Qualys découvre neuf vulnérabilités CrackArmor dans Linux AppArmor
Les chercheurs en sécurité de l'unité de recherche sur les menaces de Qualys ont divulgué neuf vulnérabilités critiques dans le module de sécurité AppArmor du noyau Linux le 13 mars 2026. L'équipe de recherche a collectivement nommé ces vulnérabilités de type "confused deputy" "CrackArmor" en raison de leur capacité à saper le système de contrôle d'accès obligatoire du noyau.
AppArmor sert de couche de sécurité cruciale dans les distributions Linux, appliquant des politiques d'accès qui restreignent ce que les applications peuvent faire sur le système. Ces nouvelles failles découvertes compromettent fondamentalement ce mécanisme de protection.
Systèmes Linux et environnements de conteneurs à risque
Les vulnérabilités affectent les systèmes Linux exécutant des noyaux avec AppArmor activé sur plusieurs distributions. Les environnements de conteneurs sont particulièrement exposés car les failles peuvent briser les garanties d'isolation qui empêchent les conteneurs d'accéder aux ressources du système hôte.
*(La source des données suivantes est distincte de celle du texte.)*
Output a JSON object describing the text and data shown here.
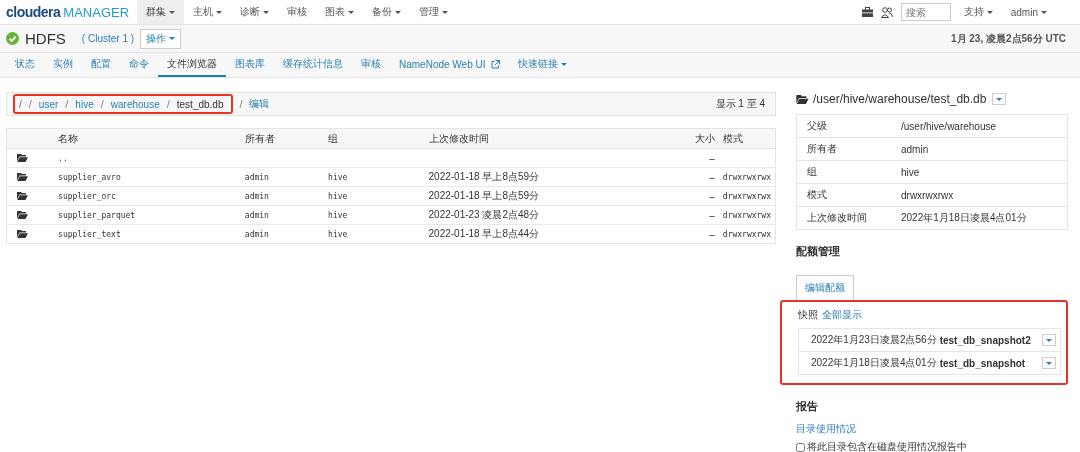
{
  "logo": {
    "brand": "cloudera",
    "product": "MANAGER"
  },
  "top_nav": [
    {
      "label": "群集",
      "dropdown": true,
      "selected": true
    },
    {
      "label": "主机",
      "dropdown": true,
      "selected": false
    },
    {
      "label": "诊断",
      "dropdown": true,
      "selected": false
    },
    {
      "label": "审核",
      "dropdown": false,
      "selected": false
    },
    {
      "label": "图表",
      "dropdown": true,
      "selected": false
    },
    {
      "label": "备份",
      "dropdown": true,
      "selected": false
    },
    {
      "label": "管理",
      "dropdown": true,
      "selected": false
    }
  ],
  "top_right": {
    "search": {
      "placeholder": "搜索"
    },
    "menus": [
      {
        "label": "支持"
      },
      {
        "label": "admin"
      }
    ]
  },
  "service": {
    "healthy": true,
    "name": "HDFS",
    "cluster": "( Cluster 1 )",
    "actions_button": "操作",
    "timestamp": "1月 23, 凌晨2点56分 UTC"
  },
  "tabs": [
    {
      "label": "状态",
      "kind": "plain",
      "selected": false
    },
    {
      "label": "实例",
      "kind": "plain",
      "selected": false
    },
    {
      "label": "配置",
      "kind": "plain",
      "selected": false
    },
    {
      "label": "命令",
      "kind": "plain",
      "selected": false
    },
    {
      "label": "文件浏览器",
      "kind": "plain",
      "selected": true
    },
    {
      "label": "图表库",
      "kind": "plain",
      "selected": false
    },
    {
      "label": "缓存统计信息",
      "kind": "plain",
      "selected": false
    },
    {
      "label": "审核",
      "kind": "plain",
      "selected": false
    },
    {
      "label": "NameNode Web UI",
      "kind": "external",
      "selected": false
    },
    {
      "label": "快速链接",
      "kind": "dropdown",
      "selected": false
    }
  ],
  "breadcrumb": {
    "highlighted": true,
    "separator": "/",
    "segments": [
      {
        "label": "/",
        "link": true
      },
      {
        "label": "user",
        "link": true
      },
      {
        "label": "hive",
        "link": true
      },
      {
        "label": "warehouse",
        "link": true
      },
      {
        "label": "test_db.db",
        "link": false
      }
    ],
    "edit_link": "编辑"
  },
  "pagination_text": "显示 1 至 4",
  "table": {
    "columns": [
      "名称",
      "所有者",
      "组",
      "上次修改时间",
      "大小",
      "模式"
    ],
    "rows": [
      {
        "name": "..",
        "size": "–"
      },
      {
        "name": "supplier_avro",
        "owner": "admin",
        "group": "hive",
        "modified": "2022-01-18 早上8点59分",
        "size": "–",
        "mode": "drwxrwxrwx"
      },
      {
        "name": "supplier_orc",
        "owner": "admin",
        "group": "hive",
        "modified": "2022-01-18 早上8点59分",
        "size": "–",
        "mode": "drwxrwxrwx"
      },
      {
        "name": "supplier_parquet",
        "owner": "admin",
        "group": "hive",
        "modified": "2022-01-23 凌晨2点48分",
        "size": "–",
        "mode": "drwxrwxrwx"
      },
      {
        "name": "supplier_text",
        "owner": "admin",
        "group": "hive",
        "modified": "2022-01-18 早上8点44分",
        "size": "–",
        "mode": "drwxrwxrwx"
      }
    ]
  },
  "details": {
    "title": "/user/hive/warehouse/test_db.db",
    "properties": [
      {
        "label": "父级",
        "value": "/user/hive/warehouse"
      },
      {
        "label": "所有者",
        "value": "admin"
      },
      {
        "label": "组",
        "value": "hive"
      },
      {
        "label": "模式",
        "value": "drwxrwxrwx"
      },
      {
        "label": "上次修改时间",
        "value": "2022年1月18日凌晨4点01分"
      }
    ]
  },
  "quota": {
    "heading": "配额管理",
    "button": "编辑配额"
  },
  "snapshots": {
    "label": "快照",
    "show_all": "全部显示",
    "highlighted": true,
    "items": [
      {
        "time": "2022年1月23日凌晨2点56分",
        "name": "test_db_snapshot2"
      },
      {
        "time": "2022年1月18日凌晨4点01分",
        "name": "test_db_snapshot"
      }
    ]
  },
  "report": {
    "heading": "报告",
    "link": "目录使用情况",
    "checkbox": {
      "label": "将此目录包含在磁盘使用情况报告中",
      "checked": false
    }
  }
}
Les utilisateurs non privilégiés sur les systèmes affectés peuvent exploiter ces faiblesses sans nécessiter de permissions élevées existantes. Cela rend le vecteur d'attaque particulièrement dangereux dans les environnements multi-locataires et les plateformes d'hébergement partagé où la séparation des utilisateurs est cruciale.
Escalade de privilèges via des attaques de type Confused Deputy
Les vulnérabilités CrackArmor permettent des attaques de type confused deputy où le module AppArmor peut être trompé pour effectuer des opérations privilégiées au nom d'utilisateurs non privilégiés. Les attaquants peuvent exploiter ces failles pour passer de comptes utilisateurs standard à des privilèges root.
Le catalogue des vulnérabilités exploitées connues de la CISA suit des failles similaires d'escalade de privilèges qui ont été activement exploitées dans la nature. Les administrateurs système doivent surveiller les avis des fournisseurs pour les correctifs et envisager de mettre en œuvre des contrôles d'accès supplémentaires pendant que les correctifs sont développés.